Successful Russian women inevitably overthrow the yoke of machismo by entering a liberal society of gender equality. As far as gender equality is concerned, true American feminists would certainly argue with me, and I would agree with them - Europe has given the States a head start on this issue. But not Russia. By comparison, the foreign minister is practically a woman's position in the United States. Would they put a "woman in labor" like Marissa Mayer at Yahoo to run a giant company here? I can't speak for the whole country, but on the domestic level in New York, women and men quite enjoy equal rights. Russian women adapt quickly, and are in demand in the local bride market. But a Russian man, on the other hand, torn from his native soil, loses his edge.
- Take our Kolyunka! I was persuaded at one of the orthodox monasteries, wanting to place in good hands a fellow countryman who had strayed into the household without any desire to become a monk. Kolyunka, a handsome-looking man in his fifties, of apparently creative profession, with intelligent manners, but no fixed abode, was seeking legalization in the United States in the simplest way possible: through marriage.

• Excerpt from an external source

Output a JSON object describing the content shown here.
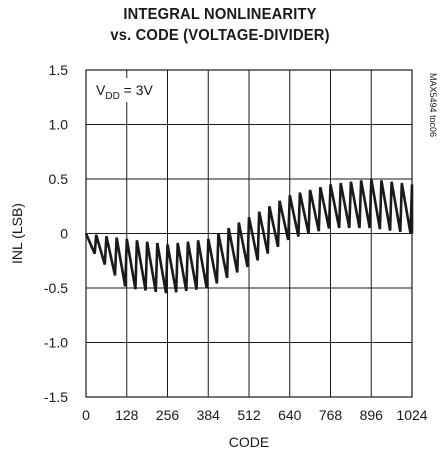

The answer that I was not American and that I could not raise Kolyunka's illegal status in any way caused disappointment in the matchmakers. But not for long.

- So why don't you just take him?

In Russia, this handsome man, who has broken more than one heart, would probably be ripped off with his hands. But in America, he's out of business, if you want to go to a monastery.

Something, after all, was going on with the Russian man: had the demographic mishap spoiled him so badly? Maybe that's why there are gentlemen in England, because statistically there are fourteen guys for every ten girls? And in Canada, even sixteen? In Russia, according to the latest CIA data, there are 16% fewer men than women. The prognosis, however, is comforting: there are still 5% more of them born, and with increased prosperity, improved health care and abandonment of bad habits, they have a chance to live to marriageable age with negligible losses. Changes in demographic proportions can completely reshape the culture of gender relations in Russia, our "Western foes" believe.